Using Light Curve Derivatives to Estimate the Fill-out Factor of Overcontact Binaries
Shinjirou Kouzuma
TL;DR
The paper tackles estimating the fill-out factor $f$ for overcontact binaries by exploiting derivatives of light curves (LCs). It develops a derivative-based, non-iterative method focused on SPf-type LCs, deriving an empirical relation $f = 0.385\,W_f - 1.359$ with $W_f = \frac{P}{t_{33}-t'_{33}}$ that links $f$ to the time interval between local extrema in the third derivative, calibrated from $74{,}431$ synthetic LCs produced with PHOEBE 2.4. When applied to 688 real binaries from Latkovic 2021 with TESS/Kepler data, the method yields $f_{est}$ with uncertainties and shows good agreement with literature values for about 57% of cases within those uncertainties, confirming practical utility and highlighting dispersion mainly from mass ratio and observational factors.

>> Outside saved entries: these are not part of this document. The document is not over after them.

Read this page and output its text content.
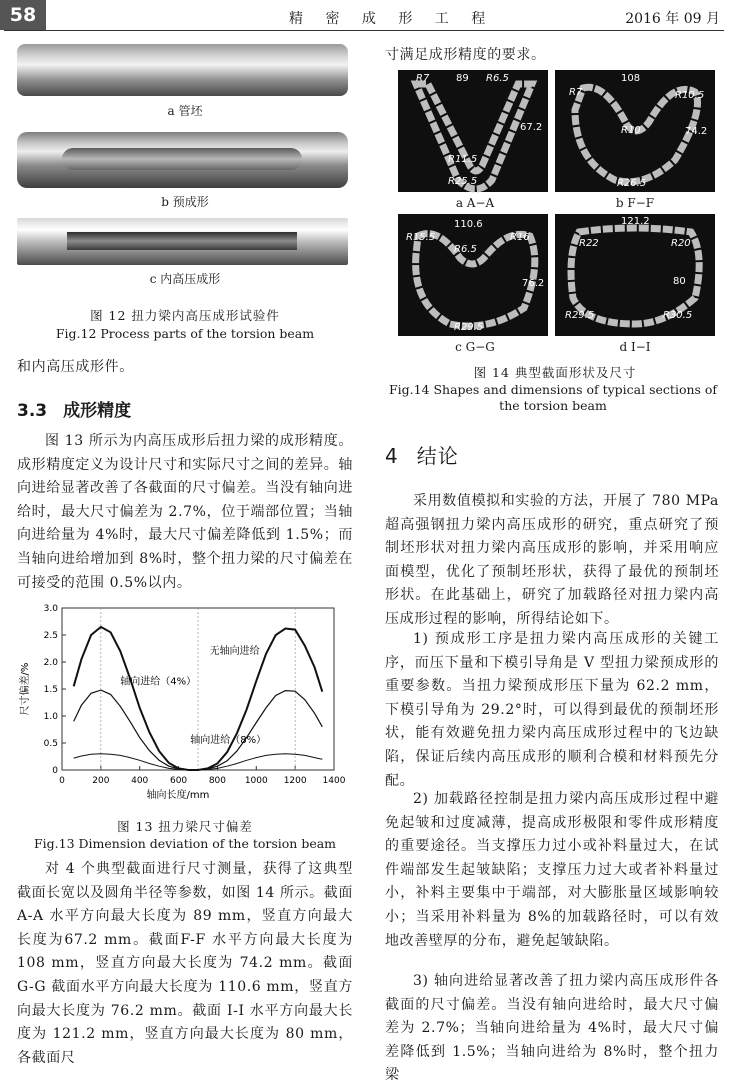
58	精 密 成 形 工 程	2016 年 09 月
a 管坯
b 预成形
c 内高压成形
图 12 扭力梁内高压成形试验件
Fig.12 Process parts of the torsion beam
和内高压成形件。
3.3 成形精度
图 13 所示为内高压成形后扭力梁的成形精度。成形精度定义为设计尺寸和实际尺寸之间的差异。轴向进给显著改善了各截面的尺寸偏差。当没有轴向进给时，最大尺寸偏差为 2.7%，位于端部位置；当轴向进给量为 4%时，最大尺寸偏差降低到 1.5%；而当轴向进给增加到 8%时，整个扭力梁的尺寸偏差在可接受的范围 0.5%以内。
0	200 400 600 800 1000 1200 1400
0
0.5
1.0
1.5
2.0
2.5
3.0
轴向长度/mm
尺寸偏差/%
无轴向进给
轴向进给（4%）
轴向进给（8%）
图 13 扭力梁尺寸偏差
Fig.13 Dimension deviation of the torsion beam
对 4 个典型截面进行尺寸测量，获得了这典型截面长宽以及圆角半径等参数，如图 14 所示。截面 A-A 水平方向最大长度为 89 mm，竖直方向最大长度为67.2 mm。截面F-F 水平方向最大长度为 108 mm，竖直方向最大长度为 74.2 mm。截面 G-G 截面水平方向最大长度为 110.6 mm，竖直方向最大长度为 76.2 mm。截面 I-I 水平方向最大长度为 121.2 mm，竖直方向最大长度为 80 mm，各截面尺
寸满足成形精度的要求。
R7	89 R6.5
67.2
R11.5
R25.5
a A−A
108
R7	R10.5
R10	74.2
R26.5
b F−F
110.6
R15.5	R16
R6.5
76.2
R29.5
c G−G
121.2
R22	R20
80
R29.5	R30.5
d I−I
图 14 典型截面形状及尺寸
Fig.14 Shapes and dimensions of typical sections of the torsion beam
4 结论
采用数值模拟和实验的方法，开展了 780 MPa 超高强钢扭力梁内高压成形的研究，重点研究了预制坯形状对扭力梁内高压成形的影响，并采用响应面模型，优化了预制坯形状，获得了最优的预制坯形状。在此基础上，研究了加载路径对扭力梁内高压成形过程的影响，所得结论如下。
1) 预成形工序是扭力梁内高压成形的关键工序，而压下量和下模引导角是 V 型扭力梁预成形的重要参数。当扭力梁预成形压下量为 62.2 mm，下模引导角为 29.2°时，可以得到最优的预制坯形状，能有效避免扭力梁内高压成形过程中的飞边缺陷，保证后续内高压成形的顺利合模和材料预先分配。
2) 加载路径控制是扭力梁内高压成形过程中避免起皱和过度减薄，提高成形极限和零件成形精度的重要途径。当支撑压力过小或补料量过大，在试件端部发生起皱缺陷；支撑压力过大或者补料量过小，补料主要集中于端部，对大膨胀量区域影响较小；当采用补料量为 8%的加载路径时，可以有效地改善壁厚的分布，避免起皱缺陷。
3) 轴向进给显著改善了扭力梁内高压成形件各截面的尺寸偏差。当没有轴向进给时，最大尺寸偏差为 2.7%；当轴向进给量为 4%时，最大尺寸偏差降低到 1.5%；当轴向进给为 8%时，整个扭力梁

The approach is computationally efficient (no iterations) and scalable for population studies, with potential enhancements from incorporating ML and joint estimation of other binary parameters.
Abstract
We propose a simple method for estimating the fill-out factor of overcontact binary systems using the derivatives of light curves. We synthesized 74,431 sample light curves, covering the typical parameter space of overcontact binaries. On the basis of a recent study that proposed a new classification scheme using light curve derivatives up to the fourth order, the sample light curves were classified. Among the classified types, for systems exhibiting high mass ratios and high inclinations (i.e., SPf type), we found that the fill-out factor has a strong correlation with the time interval between two local extrema in the third derivatives of their light curves. An empirical formula to estimate the fill-out factor was derived using regression analysis for the identified correlation. Application to real overcontact binary data demonstrated that the proposed method is practical for obtaining reliable estimates of the fill-out factor and its associated uncertainties.